Sie haben jetzt die Geschichte des Hackers Mark Zuckerberg verfilmt, dabei ist doch die von Richard Stallman viel eher movie material. Die (legendenhafte) Schlüsselszene zu Beginn wäre natürlich die, in der Stallman um 1980 herum kasual in Professor Robert Sproulls Büro an der Carnegie Mellon University vorbeitropft, um den Quellcode eines bestimmten Xerox-Druckertreibers bittet und wie vom Donner gerührt ist, als seine Bitte entgegen allen Gewohnheiten abgeschlagen wird: Der Treiber ist „proprietär“, die Entwickler haben zugesichert, den Quellcode nicht herauszugeben. Also die Art von Software, mit der dann Bill Gates ein Vermögen verdiente, mit der die meisten von uns in den Neunzigern und Nullzigern aufgewachsen sind und die manche dann entnervt größtenteils hinter sich ließen, als sie von Windows zu Linux wechselten.

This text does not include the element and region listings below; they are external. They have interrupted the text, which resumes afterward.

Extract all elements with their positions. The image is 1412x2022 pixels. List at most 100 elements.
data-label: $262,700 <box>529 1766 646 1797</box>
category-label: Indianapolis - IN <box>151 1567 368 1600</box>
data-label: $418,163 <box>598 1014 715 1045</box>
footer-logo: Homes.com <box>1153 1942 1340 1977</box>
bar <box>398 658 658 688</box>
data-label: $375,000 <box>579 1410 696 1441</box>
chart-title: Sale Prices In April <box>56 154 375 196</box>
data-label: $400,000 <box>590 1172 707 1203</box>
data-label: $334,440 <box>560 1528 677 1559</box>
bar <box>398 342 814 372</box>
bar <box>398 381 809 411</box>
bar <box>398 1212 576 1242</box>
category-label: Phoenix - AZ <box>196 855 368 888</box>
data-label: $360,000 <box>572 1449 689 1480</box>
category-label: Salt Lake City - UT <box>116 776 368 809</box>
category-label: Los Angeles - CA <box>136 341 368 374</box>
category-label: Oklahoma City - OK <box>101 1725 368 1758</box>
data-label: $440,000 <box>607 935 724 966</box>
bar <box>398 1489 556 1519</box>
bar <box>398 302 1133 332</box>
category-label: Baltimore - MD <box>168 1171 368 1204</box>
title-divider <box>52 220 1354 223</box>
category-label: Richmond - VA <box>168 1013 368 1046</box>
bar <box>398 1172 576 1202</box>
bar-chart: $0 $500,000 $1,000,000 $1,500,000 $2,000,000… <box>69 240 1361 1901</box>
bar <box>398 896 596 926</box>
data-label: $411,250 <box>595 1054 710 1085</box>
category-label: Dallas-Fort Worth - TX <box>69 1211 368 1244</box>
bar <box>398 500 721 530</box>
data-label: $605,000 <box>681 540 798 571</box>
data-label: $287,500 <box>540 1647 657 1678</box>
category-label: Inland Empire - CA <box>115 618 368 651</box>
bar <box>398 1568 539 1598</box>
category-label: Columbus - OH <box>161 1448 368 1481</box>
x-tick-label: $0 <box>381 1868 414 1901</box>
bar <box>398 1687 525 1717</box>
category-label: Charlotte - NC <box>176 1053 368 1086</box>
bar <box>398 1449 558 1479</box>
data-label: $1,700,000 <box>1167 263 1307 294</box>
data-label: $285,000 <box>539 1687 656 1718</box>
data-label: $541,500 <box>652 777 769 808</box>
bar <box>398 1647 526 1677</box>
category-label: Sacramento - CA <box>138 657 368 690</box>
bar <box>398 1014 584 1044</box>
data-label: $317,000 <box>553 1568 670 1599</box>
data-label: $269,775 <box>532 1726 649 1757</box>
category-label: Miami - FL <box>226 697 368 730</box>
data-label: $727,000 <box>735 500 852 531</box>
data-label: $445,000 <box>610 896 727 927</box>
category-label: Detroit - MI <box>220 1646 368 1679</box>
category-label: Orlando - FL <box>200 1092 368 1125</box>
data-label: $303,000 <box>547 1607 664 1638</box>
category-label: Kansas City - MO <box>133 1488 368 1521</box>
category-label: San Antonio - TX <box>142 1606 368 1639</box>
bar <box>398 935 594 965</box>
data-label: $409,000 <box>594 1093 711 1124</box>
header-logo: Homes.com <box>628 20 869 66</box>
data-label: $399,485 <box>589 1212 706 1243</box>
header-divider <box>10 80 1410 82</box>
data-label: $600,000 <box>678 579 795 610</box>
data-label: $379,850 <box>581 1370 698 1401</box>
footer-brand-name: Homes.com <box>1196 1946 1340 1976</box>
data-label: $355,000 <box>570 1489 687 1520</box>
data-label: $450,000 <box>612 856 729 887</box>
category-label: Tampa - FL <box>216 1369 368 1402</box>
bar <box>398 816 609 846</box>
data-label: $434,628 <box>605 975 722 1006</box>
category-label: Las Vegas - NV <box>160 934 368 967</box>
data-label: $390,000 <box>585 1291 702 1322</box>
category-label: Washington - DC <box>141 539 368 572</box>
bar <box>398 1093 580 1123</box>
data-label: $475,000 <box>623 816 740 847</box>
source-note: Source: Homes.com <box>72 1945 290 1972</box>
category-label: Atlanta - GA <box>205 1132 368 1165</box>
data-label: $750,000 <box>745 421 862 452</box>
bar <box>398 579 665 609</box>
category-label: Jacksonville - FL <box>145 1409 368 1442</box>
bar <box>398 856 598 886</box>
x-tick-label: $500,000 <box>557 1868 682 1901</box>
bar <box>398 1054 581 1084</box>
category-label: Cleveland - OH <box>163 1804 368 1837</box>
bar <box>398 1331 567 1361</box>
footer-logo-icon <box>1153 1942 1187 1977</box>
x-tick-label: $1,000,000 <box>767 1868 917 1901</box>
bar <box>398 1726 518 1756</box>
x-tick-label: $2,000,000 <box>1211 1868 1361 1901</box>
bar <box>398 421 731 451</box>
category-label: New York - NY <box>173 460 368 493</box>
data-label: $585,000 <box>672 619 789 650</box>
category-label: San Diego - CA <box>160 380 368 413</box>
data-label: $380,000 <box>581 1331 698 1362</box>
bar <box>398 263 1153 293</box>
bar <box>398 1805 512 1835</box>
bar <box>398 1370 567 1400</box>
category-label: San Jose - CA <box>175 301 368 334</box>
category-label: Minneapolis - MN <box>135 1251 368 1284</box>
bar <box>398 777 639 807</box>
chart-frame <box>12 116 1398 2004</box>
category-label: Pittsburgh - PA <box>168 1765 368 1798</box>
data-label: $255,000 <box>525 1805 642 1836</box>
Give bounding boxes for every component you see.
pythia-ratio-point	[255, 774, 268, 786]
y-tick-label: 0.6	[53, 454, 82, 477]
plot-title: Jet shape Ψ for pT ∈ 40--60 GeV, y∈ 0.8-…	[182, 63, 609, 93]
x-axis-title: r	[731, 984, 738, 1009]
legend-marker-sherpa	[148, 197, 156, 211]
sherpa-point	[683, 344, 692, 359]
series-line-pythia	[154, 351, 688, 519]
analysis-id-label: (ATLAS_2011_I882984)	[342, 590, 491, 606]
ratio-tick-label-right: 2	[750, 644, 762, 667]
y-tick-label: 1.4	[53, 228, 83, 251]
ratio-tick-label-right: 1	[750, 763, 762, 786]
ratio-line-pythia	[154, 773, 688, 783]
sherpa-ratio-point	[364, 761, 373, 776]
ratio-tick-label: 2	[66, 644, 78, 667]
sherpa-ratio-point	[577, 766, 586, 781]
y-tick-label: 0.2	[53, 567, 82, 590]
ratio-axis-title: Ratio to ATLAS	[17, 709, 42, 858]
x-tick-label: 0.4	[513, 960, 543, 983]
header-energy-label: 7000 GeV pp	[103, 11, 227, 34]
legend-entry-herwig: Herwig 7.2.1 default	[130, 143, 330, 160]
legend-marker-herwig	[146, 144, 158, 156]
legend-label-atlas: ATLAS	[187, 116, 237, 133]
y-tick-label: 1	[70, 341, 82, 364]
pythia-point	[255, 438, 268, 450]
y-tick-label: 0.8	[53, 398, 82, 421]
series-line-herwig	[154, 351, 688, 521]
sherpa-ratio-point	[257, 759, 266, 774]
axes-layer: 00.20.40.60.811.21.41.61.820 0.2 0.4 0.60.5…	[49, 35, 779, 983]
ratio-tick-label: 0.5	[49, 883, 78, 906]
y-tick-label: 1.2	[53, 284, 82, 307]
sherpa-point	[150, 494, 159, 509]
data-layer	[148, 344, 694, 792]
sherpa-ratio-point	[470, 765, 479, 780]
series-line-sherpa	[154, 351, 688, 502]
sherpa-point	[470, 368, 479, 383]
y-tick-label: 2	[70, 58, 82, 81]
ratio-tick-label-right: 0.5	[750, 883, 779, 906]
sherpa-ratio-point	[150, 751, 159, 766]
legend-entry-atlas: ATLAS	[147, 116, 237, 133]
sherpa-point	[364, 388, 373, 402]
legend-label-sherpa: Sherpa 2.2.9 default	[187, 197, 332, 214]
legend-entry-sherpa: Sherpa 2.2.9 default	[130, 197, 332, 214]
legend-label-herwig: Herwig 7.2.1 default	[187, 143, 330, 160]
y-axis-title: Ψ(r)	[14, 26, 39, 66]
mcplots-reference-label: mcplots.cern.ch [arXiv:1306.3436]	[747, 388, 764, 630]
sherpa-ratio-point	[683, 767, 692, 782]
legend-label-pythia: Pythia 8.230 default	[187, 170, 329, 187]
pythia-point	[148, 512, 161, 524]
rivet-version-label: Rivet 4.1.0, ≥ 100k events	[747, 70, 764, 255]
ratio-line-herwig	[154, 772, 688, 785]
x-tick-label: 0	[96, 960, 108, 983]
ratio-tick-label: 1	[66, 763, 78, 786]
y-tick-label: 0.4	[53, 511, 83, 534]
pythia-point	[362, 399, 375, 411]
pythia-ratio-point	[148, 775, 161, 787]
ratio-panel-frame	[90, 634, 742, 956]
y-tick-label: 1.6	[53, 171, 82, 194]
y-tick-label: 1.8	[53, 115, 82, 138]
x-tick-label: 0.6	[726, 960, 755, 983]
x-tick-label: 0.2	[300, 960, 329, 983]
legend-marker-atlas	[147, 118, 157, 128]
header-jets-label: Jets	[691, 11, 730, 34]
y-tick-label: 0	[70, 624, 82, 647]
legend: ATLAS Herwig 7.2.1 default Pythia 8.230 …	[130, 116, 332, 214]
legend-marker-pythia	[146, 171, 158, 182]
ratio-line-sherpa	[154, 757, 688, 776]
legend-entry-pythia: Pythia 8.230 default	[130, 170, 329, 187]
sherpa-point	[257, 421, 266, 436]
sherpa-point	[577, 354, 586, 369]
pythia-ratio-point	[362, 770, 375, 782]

Ich würde die Szene so gestalten: Stallman natürlich in speckiger Jeans, verwaschenem T-Shirt und den ganzen Kopf voll langer Haare, Sproull im Dreiteiler mit akkurat gescheitelten Haaren. Während das Gespräch von einem lässigen, kollegialen Plausch in die Keimzelle eines Kriegs der Welten übergeht, fliegen dramatische Schnitte zwischen beiden Männern hin und her, untermalt von Paukenschlägen, die Kamera kommt den Gesichtern immer näher. Kalte Sachlichkeit in Sproulls Gesicht, in die sich dann ein Funken süffisanter Schadenfreude mischt, während die Züge seines hippiehaften Gegenübers von Unverständnis über Entsetzen in nackten Zorn übergehen.
Am Ende sieht man den Mann mit dem wilden Bart aus der Vogelperspektive, wie er die Fäuste gen Himmel reckt und einen Urschrei ausstößt – der Moment, in dem Richard Stallman beschließt, sein Leben von Stund an dem Kampf für Freie Software zu widmen.